No litoral norte estão em alerta os municípios de São Sebastião e Ubatuba. No Grande ABC, as cidades de Mauá e Ribeirão Pires. No Vale do Paraíba são as cidades de Guaratinguetá, São Luiz do Paraitinga e Cunha – essas duas últimas também estão em situação de calamidade pública.
Chuva atípica
Segundo o Inmet, uma sobreposição de fenômenos explica essa chuva atípica no Estado de São Paulo. “A forma como cada um desses fatores está atuando, porém, ainda é desconhecida”, afirma Franco Villela, meteorologista do Inmet.

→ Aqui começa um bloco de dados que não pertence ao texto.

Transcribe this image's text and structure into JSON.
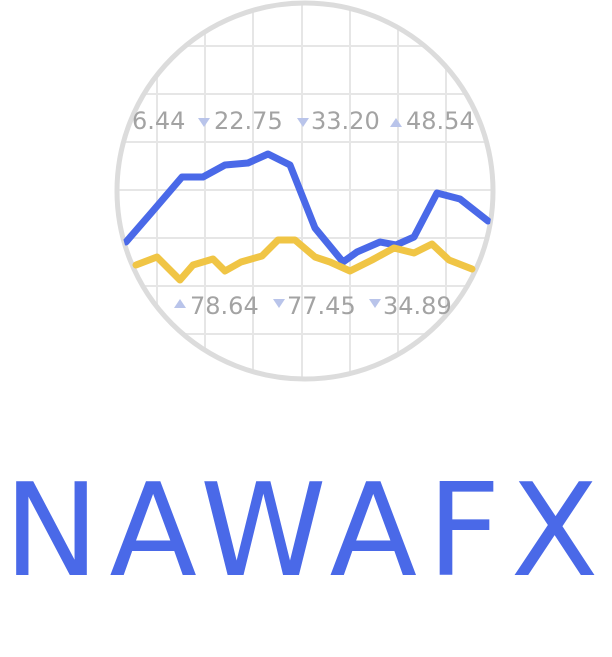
{
  "brand": {
    "name": "NAWAFX"
  },
  "colors": {
    "primary": "#4a69e8",
    "secondary": "#f0c545",
    "ring": "#dcdcdc",
    "grid": "#e6e6e6",
    "ticker_text": "#a3a3a3",
    "ticker_arrow": "#b9c4ea"
  },
  "tickers_top": [
    {
      "value": "6.44",
      "arrow": "none"
    },
    {
      "value": "22.75",
      "arrow": "down"
    },
    {
      "value": "33.20",
      "arrow": "down"
    },
    {
      "value": "48.54",
      "arrow": "up"
    }
  ],
  "tickers_bottom": [
    {
      "value": "78.64",
      "arrow": "up"
    },
    {
      "value": "77.45",
      "arrow": "down"
    },
    {
      "value": "34.89",
      "arrow": "down"
    }
  ],
  "icon": "circular-line-chart-icon"
}
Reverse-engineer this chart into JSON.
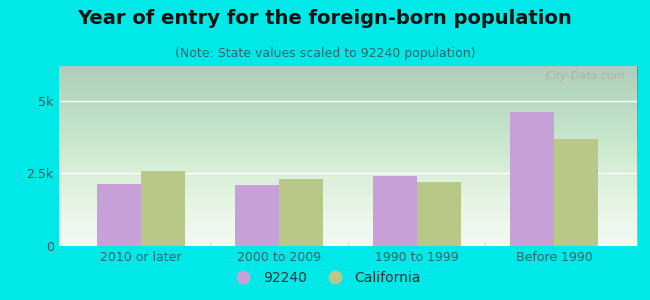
{
  "title": "Year of entry for the foreign-born population",
  "subtitle": "(Note: State values scaled to 92240 population)",
  "categories": [
    "2010 or later",
    "2000 to 2009",
    "1990 to 1999",
    "Before 1990"
  ],
  "values_92240": [
    2150,
    2100,
    2400,
    4600
  ],
  "values_california": [
    2600,
    2300,
    2200,
    3700
  ],
  "bar_color_92240": "#c8a0d8",
  "bar_color_california": "#b8c888",
  "background_color": "#00e8e8",
  "ylim": [
    0,
    6200
  ],
  "yticks": [
    0,
    2500,
    5000
  ],
  "ytick_labels": [
    "0",
    "2.5k",
    "5k"
  ],
  "bar_width": 0.32,
  "legend_label_92240": "92240",
  "legend_label_california": "California",
  "watermark": "City-Data.com",
  "title_fontsize": 14,
  "subtitle_fontsize": 9,
  "tick_fontsize": 9,
  "legend_fontsize": 10
}
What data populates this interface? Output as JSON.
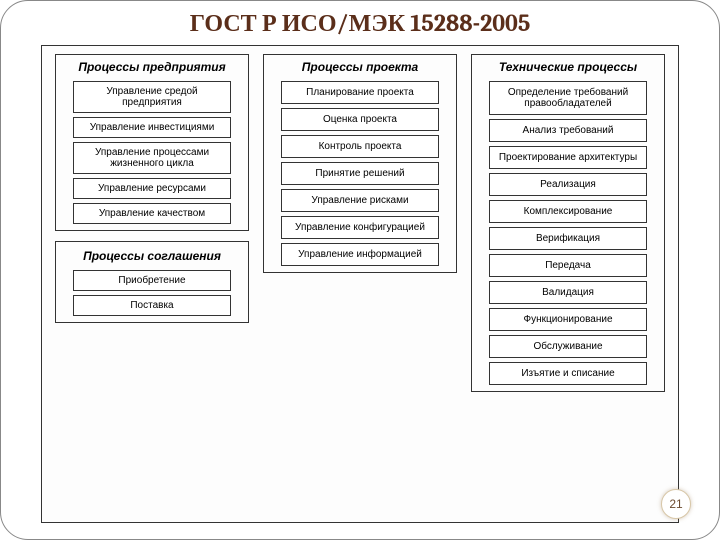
{
  "title": "ГОСТ Р ИСО/МЭК 15288-2005",
  "page_number": "21",
  "colors": {
    "title_color": "#5b2e1a",
    "border_color": "#333333",
    "background": "#ffffff",
    "pagenum_color": "#6b4a2f"
  },
  "columns": [
    {
      "header": "Процессы предприятия",
      "items": [
        "Управление средой предприятия",
        "Управление инвестициями",
        "Управление процессами жизненного цикла",
        "Управление ресурсами",
        "Управление качеством"
      ],
      "sub_header": "Процессы соглашения",
      "sub_items": [
        "Приобретение",
        "Поставка"
      ]
    },
    {
      "header": "Процессы проекта",
      "items": [
        "Планирование проекта",
        "Оценка проекта",
        "Контроль проекта",
        "Принятие решений",
        "Управление рисками",
        "Управление конфигурацией",
        "Управление информацией"
      ]
    },
    {
      "header": "Технические процессы",
      "items": [
        "Определение требований правообладателей",
        "Анализ требований",
        "Проектирование архитектуры",
        "Реализация",
        "Комплексирование",
        "Верификация",
        "Передача",
        "Валидация",
        "Функционирование",
        "Обслуживание",
        "Изъятие и списание"
      ]
    }
  ]
}
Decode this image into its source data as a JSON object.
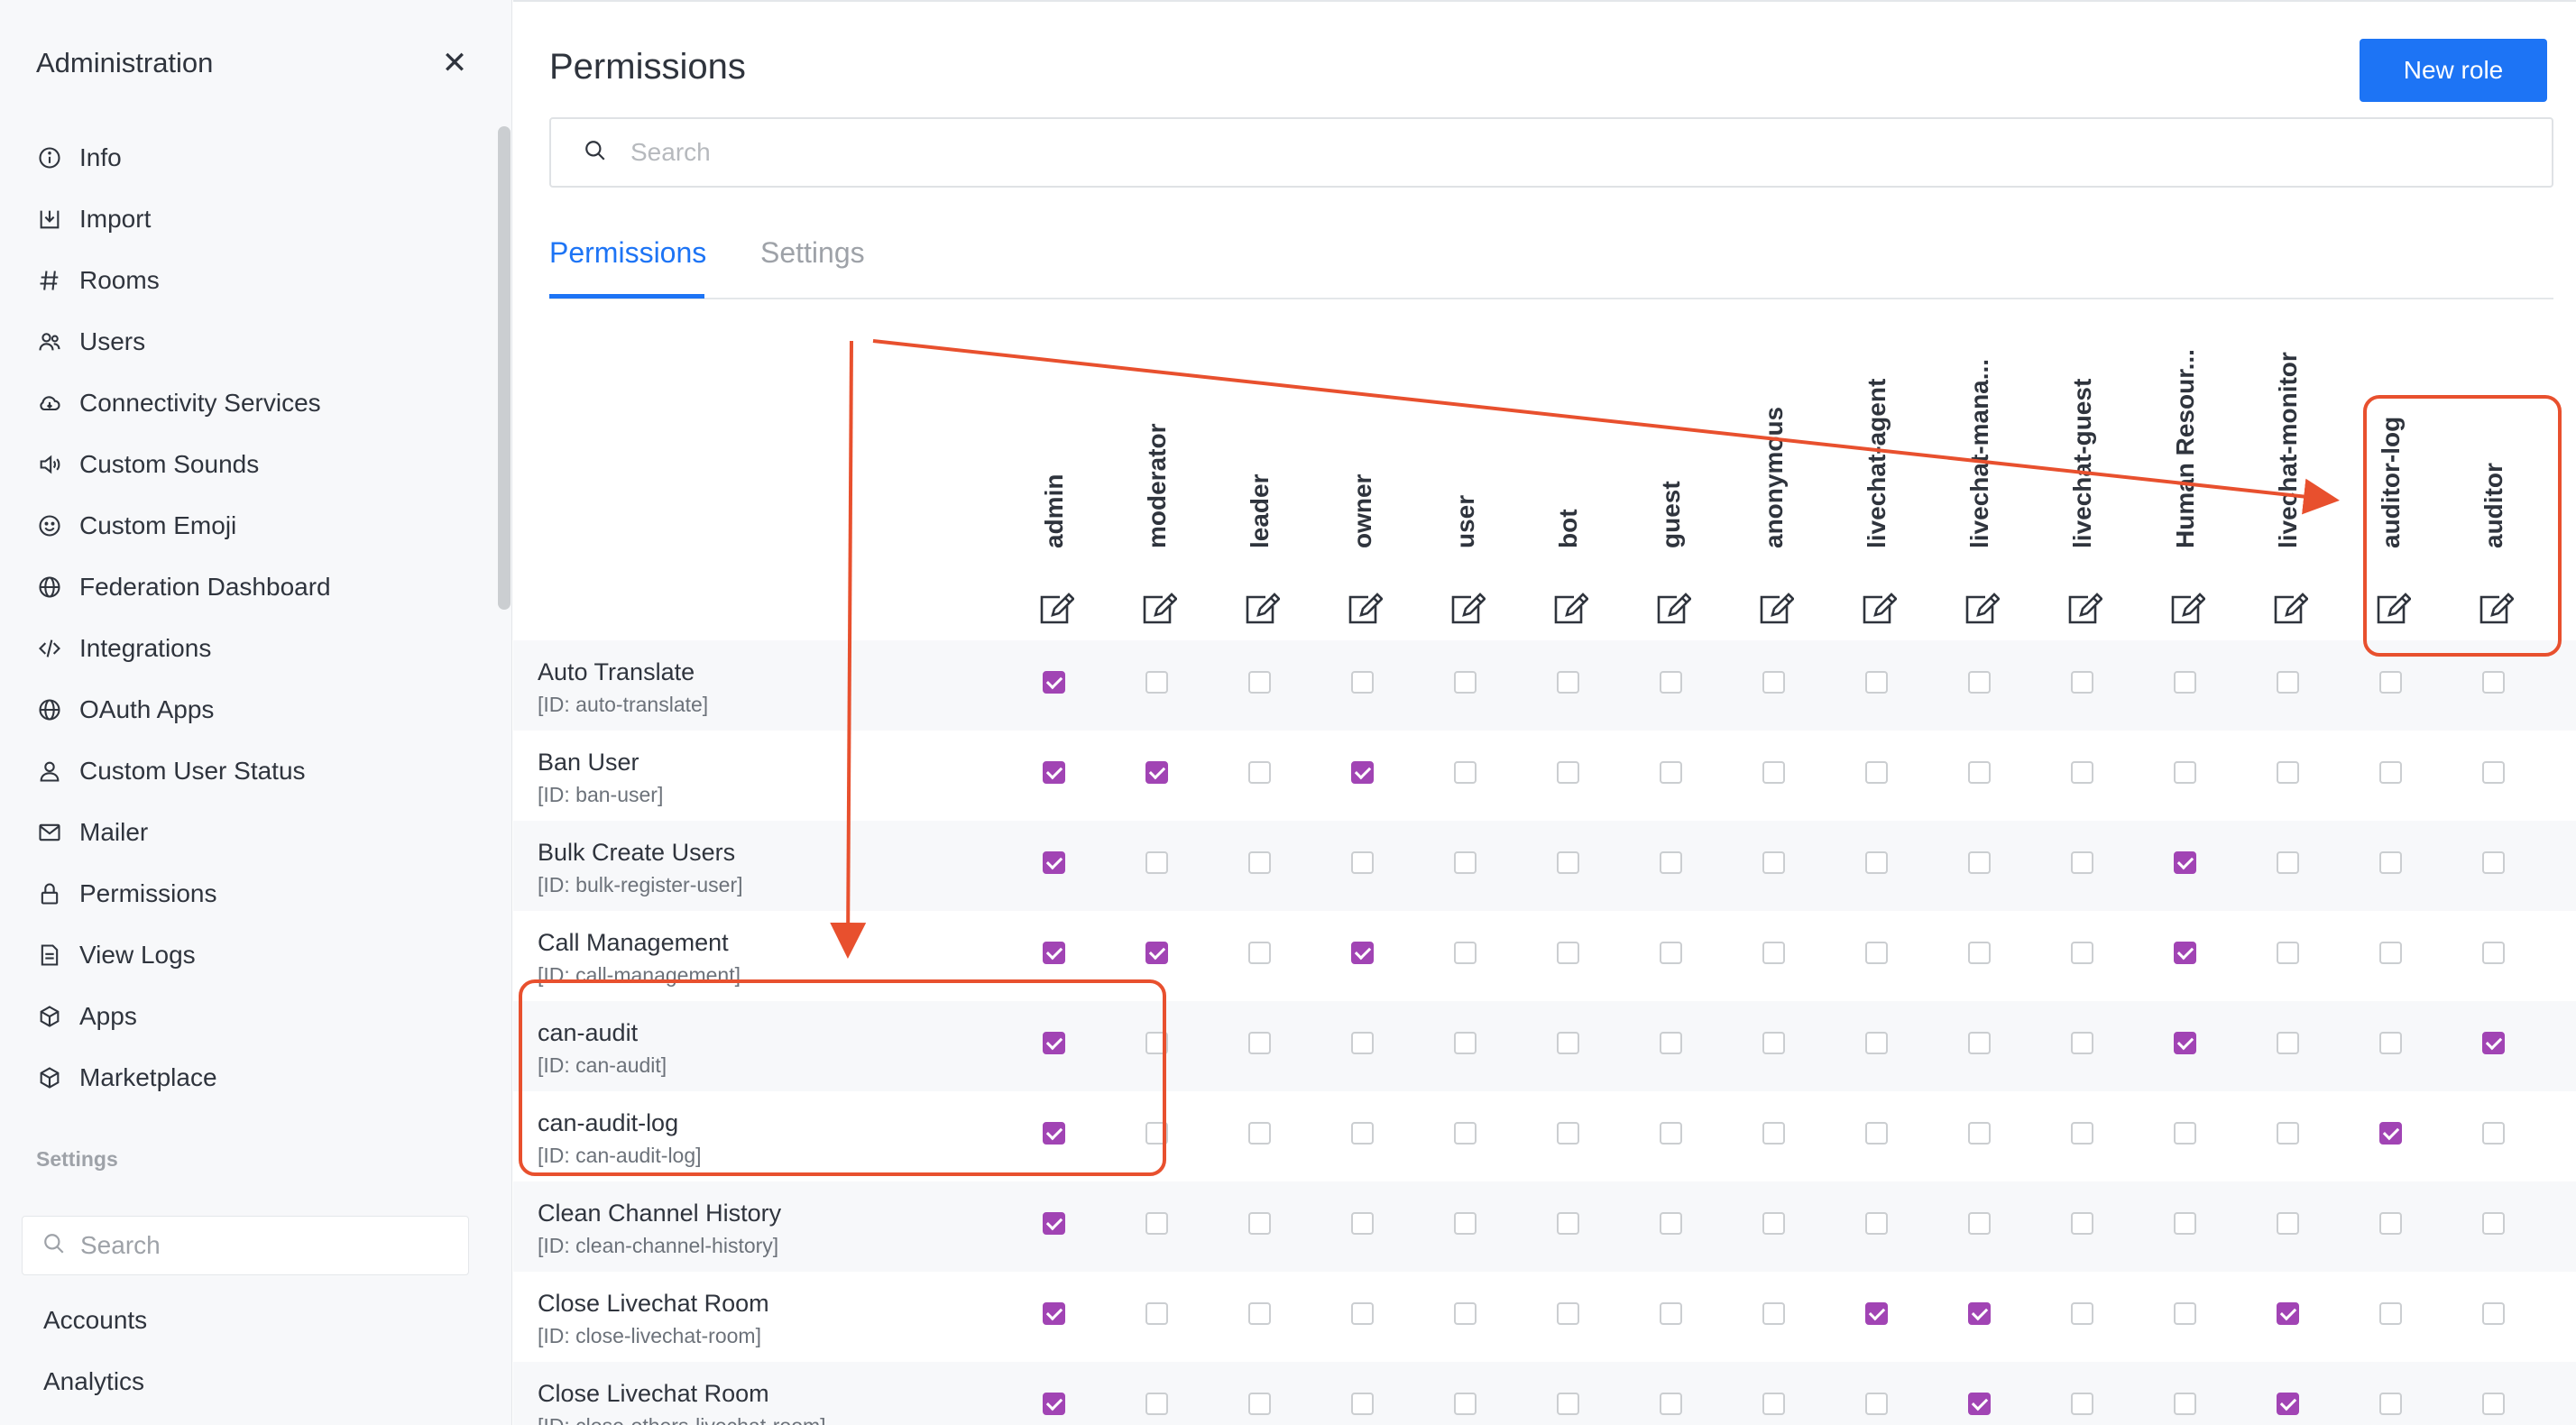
{
  "sidebar": {
    "title": "Administration",
    "close_icon": "close-icon",
    "items": [
      {
        "label": "Info",
        "icon": "info-icon"
      },
      {
        "label": "Import",
        "icon": "import-icon"
      },
      {
        "label": "Rooms",
        "icon": "hash-icon"
      },
      {
        "label": "Users",
        "icon": "users-icon"
      },
      {
        "label": "Connectivity Services",
        "icon": "cloud-icon"
      },
      {
        "label": "Custom Sounds",
        "icon": "sound-icon"
      },
      {
        "label": "Custom Emoji",
        "icon": "emoji-icon"
      },
      {
        "label": "Federation Dashboard",
        "icon": "globe-icon"
      },
      {
        "label": "Integrations",
        "icon": "code-icon"
      },
      {
        "label": "OAuth Apps",
        "icon": "globe-icon"
      },
      {
        "label": "Custom User Status",
        "icon": "user-icon"
      },
      {
        "label": "Mailer",
        "icon": "mail-icon"
      },
      {
        "label": "Permissions",
        "icon": "lock-icon"
      },
      {
        "label": "View Logs",
        "icon": "file-icon"
      },
      {
        "label": "Apps",
        "icon": "cube-icon"
      },
      {
        "label": "Marketplace",
        "icon": "cube-icon"
      }
    ],
    "settings_heading": "Settings",
    "search_placeholder": "Search",
    "settings_items": [
      "Accounts",
      "Analytics"
    ]
  },
  "main": {
    "title": "Permissions",
    "new_role_label": "New role",
    "search_placeholder": "Search",
    "tabs": [
      {
        "label": "Permissions",
        "active": true
      },
      {
        "label": "Settings",
        "active": false
      }
    ]
  },
  "roles": [
    "admin",
    "moderator",
    "leader",
    "owner",
    "user",
    "bot",
    "guest",
    "anonymous",
    "livechat-agent",
    "livechat-mana...",
    "livechat-guest",
    "Human Resour...",
    "livechat-monitor",
    "auditor-log",
    "auditor"
  ],
  "permissions": [
    {
      "name": "Auto Translate",
      "id": "[ID: auto-translate]",
      "granted": [
        1,
        0,
        0,
        0,
        0,
        0,
        0,
        0,
        0,
        0,
        0,
        0,
        0,
        0,
        0
      ]
    },
    {
      "name": "Ban User",
      "id": "[ID: ban-user]",
      "granted": [
        1,
        1,
        0,
        1,
        0,
        0,
        0,
        0,
        0,
        0,
        0,
        0,
        0,
        0,
        0
      ]
    },
    {
      "name": "Bulk Create Users",
      "id": "[ID: bulk-register-user]",
      "granted": [
        1,
        0,
        0,
        0,
        0,
        0,
        0,
        0,
        0,
        0,
        0,
        1,
        0,
        0,
        0
      ]
    },
    {
      "name": "Call Management",
      "id": "[ID: call-management]",
      "granted": [
        1,
        1,
        0,
        1,
        0,
        0,
        0,
        0,
        0,
        0,
        0,
        1,
        0,
        0,
        0
      ]
    },
    {
      "name": "can-audit",
      "id": "[ID: can-audit]",
      "granted": [
        1,
        0,
        0,
        0,
        0,
        0,
        0,
        0,
        0,
        0,
        0,
        1,
        0,
        0,
        1
      ]
    },
    {
      "name": "can-audit-log",
      "id": "[ID: can-audit-log]",
      "granted": [
        1,
        0,
        0,
        0,
        0,
        0,
        0,
        0,
        0,
        0,
        0,
        0,
        0,
        1,
        0
      ]
    },
    {
      "name": "Clean Channel History",
      "id": "[ID: clean-channel-history]",
      "granted": [
        1,
        0,
        0,
        0,
        0,
        0,
        0,
        0,
        0,
        0,
        0,
        0,
        0,
        0,
        0
      ]
    },
    {
      "name": "Close Livechat Room",
      "id": "[ID: close-livechat-room]",
      "granted": [
        1,
        0,
        0,
        0,
        0,
        0,
        0,
        0,
        1,
        1,
        0,
        0,
        1,
        0,
        0
      ]
    },
    {
      "name": "Close Livechat Room",
      "id": "[ID: close-others-livechat-room]",
      "granted": [
        1,
        0,
        0,
        0,
        0,
        0,
        0,
        0,
        0,
        1,
        0,
        0,
        1,
        0,
        0
      ]
    }
  ],
  "colors": {
    "accent": "#1d74f5",
    "checked": "#a144b4",
    "annotation": "#e8502e"
  }
}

Segundo Villela, são três fatores que devem ser considerados: o El Niño (entenda o que é e como ele age), uma anomalia de temperatura no Oceano Atlântico, na região do Equador (as águas estão cerca de 2ºC mais quentes) e um inverno com chuva acima do normal. “O inverno foi muito chuvoso, praticamente não teve estação seca”, diz Villela. “De julho de 2009 a janeiro deste ano, tivemos recorde de chuva. Os último sete meses, comparados com todos os outros anos, desde 1943 quando o Inmet começou a medir o volume de chuva, foram os mais chuvosos da história”, completa. E a chuva não deve dar tregua. A previsão é que ela persista até abril.